Wir alle kämpfen für Liam – und die rechte Hetze gegen Liam
Ein fünfjähriges Kind sitzt in Haft, hunderte Kilometer von seinem Zuhause entfernt, krank, erschöpft, verstummt. Liam Conejo Ramos, fünf Jahre alt, wurde Anfang Januar in Minnesota gemeinsam mit seinem Vater von ICE festgesetzt und in ein Familiengefängnis nach Dilley, Texas, gebracht. Seitdem geht es ihm schlecht. Nicht abstrakt schlecht, nicht statistisch, sondern konkret: Fieber, Bauchschmerzen, Erbrechen, Appetitlosigkeit. Ein Kind, das krank wird, weil es eingesperrt ist. Die Schulleiterin seines Schulbezirks in Minnesota hat mit Liams Mutter gesprochen. Ihre Sorge ist offen, klar, nicht diplomatisch. Liam gehe es nicht gut. Er sei krank. Er habe Fieber. Sie sei sehr, sehr besorgt um sein Wohlergehen in dieser Einrichtung. Es ist eine Schule, die spricht, weil ein Kind fehlt. Weil ein Platz leer ist. Weil Unterricht nicht einfach weiterläuft, wenn ein Schüler verschwindet.

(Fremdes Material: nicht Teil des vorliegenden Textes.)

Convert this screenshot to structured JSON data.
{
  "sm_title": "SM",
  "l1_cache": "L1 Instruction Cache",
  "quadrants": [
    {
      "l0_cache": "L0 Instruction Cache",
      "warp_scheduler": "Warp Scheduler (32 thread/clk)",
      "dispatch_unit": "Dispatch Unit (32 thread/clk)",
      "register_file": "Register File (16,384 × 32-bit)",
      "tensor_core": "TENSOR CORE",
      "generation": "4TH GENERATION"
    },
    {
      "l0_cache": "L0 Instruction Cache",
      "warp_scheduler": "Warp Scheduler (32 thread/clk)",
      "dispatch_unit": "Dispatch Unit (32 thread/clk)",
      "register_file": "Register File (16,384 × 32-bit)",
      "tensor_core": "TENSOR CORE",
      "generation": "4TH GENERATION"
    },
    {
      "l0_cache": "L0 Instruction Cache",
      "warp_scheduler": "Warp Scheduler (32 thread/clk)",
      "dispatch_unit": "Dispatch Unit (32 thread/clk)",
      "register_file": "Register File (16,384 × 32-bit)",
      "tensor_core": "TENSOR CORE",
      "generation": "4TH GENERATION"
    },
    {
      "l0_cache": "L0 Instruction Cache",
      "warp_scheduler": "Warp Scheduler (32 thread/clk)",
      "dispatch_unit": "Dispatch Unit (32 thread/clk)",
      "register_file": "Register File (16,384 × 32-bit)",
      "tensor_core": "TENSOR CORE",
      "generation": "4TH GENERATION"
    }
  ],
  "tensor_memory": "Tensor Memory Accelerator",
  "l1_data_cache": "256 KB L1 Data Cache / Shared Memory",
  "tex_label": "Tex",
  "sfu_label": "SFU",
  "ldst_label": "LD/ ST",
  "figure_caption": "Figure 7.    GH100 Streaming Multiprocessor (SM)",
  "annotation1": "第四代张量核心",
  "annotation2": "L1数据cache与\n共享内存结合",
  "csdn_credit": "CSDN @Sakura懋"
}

Liams Mutter beschreibt, was ihr Sohn durchmacht. Das Essen mache ihn krank. Er habe Schmerzen. Er übergebe sich. Er wolle nicht mehr essen. Das sind keine politischen Aussagen, das sind Alltagssätze einer Mutter, die nicht bei ihrem Kind sein darf. Vater und Sohn sitzen weiterhin fest. Die Mutter draußen, machtlos, auf Nachrichten wartend. Der texanische Kongressabgeordnete Joaquin Castro, Demokrat, besuchte Liam und seinen Vater im Familiengefängnis in Dilley. Der Junge schlief, der Vater ist verzweifelt. Sein Vater erzählte, dass der Junge nicht mehr er selbst sei. Dass er viel schlafe. Dass er traurig sei. Niedergeschlagen. Ein Fünfjähriger, der nicht versteht, warum er dort ist. Der keine Erklärung bekommt, die ein Kind begreifen könnte.